Wednesday, April 30, 2008

Fat Girl Tale: The Beginning

I've spent some time typing in different blog addresses along the fat girl theme..."fatgirl.blogspot," "fatchick.blogspot," "fatgirlstory.blogspot" and the like. All the blogs I found were pretty old and hadn't been updated in five years or more and few had even three posts. The most recent one I could find was "blogofafatgirl.blogspot." However, like many of the others, it only had one post. So, this is my contribution to the world of fatgirl blogs. Hopefully it will have more consistency and if at least one girl reads it, then its a success. Even if no one does, I hope it will be therapeutic for me.

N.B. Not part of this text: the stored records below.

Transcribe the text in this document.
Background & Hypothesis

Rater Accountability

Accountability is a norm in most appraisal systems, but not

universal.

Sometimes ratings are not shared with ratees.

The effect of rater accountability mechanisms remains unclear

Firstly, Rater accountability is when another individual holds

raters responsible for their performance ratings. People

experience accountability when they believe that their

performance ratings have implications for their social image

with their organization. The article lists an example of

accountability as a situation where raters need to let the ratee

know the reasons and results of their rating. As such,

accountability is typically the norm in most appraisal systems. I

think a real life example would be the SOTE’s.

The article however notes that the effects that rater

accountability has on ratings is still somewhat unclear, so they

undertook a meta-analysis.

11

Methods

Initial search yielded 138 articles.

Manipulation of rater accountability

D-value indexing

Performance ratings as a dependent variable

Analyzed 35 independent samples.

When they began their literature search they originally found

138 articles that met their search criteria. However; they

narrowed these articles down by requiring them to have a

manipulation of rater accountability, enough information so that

Nothing came up when I put in "fatgirltale." I wasn't sure if I wanted it at first. I looked up "tale" and dictionary.com. What I found was:

–noun
1.a narrative that relates the details of some real or imaginary event, incident, or case; story: a tale about Lincoln's dog.
2.a literary composition having the form of such a narrative.
3.a falsehood; lie.
4.a rumor or piece of gossip, often malicious or untrue.
5.the full number or amount.
6.Archaic. enumeration; count.
7.Obsolete. talk; discourse.


I decided it was really appropriate. This will in fact be a narrative. Ever since I was a little fat girl, I dreamed about writing my autobiography. I got to a point where I decided I never wanted my family to know the real story of my life and that I would publish my life story under a pseudonym and while it would be entirely true, I would want it filed under "fiction."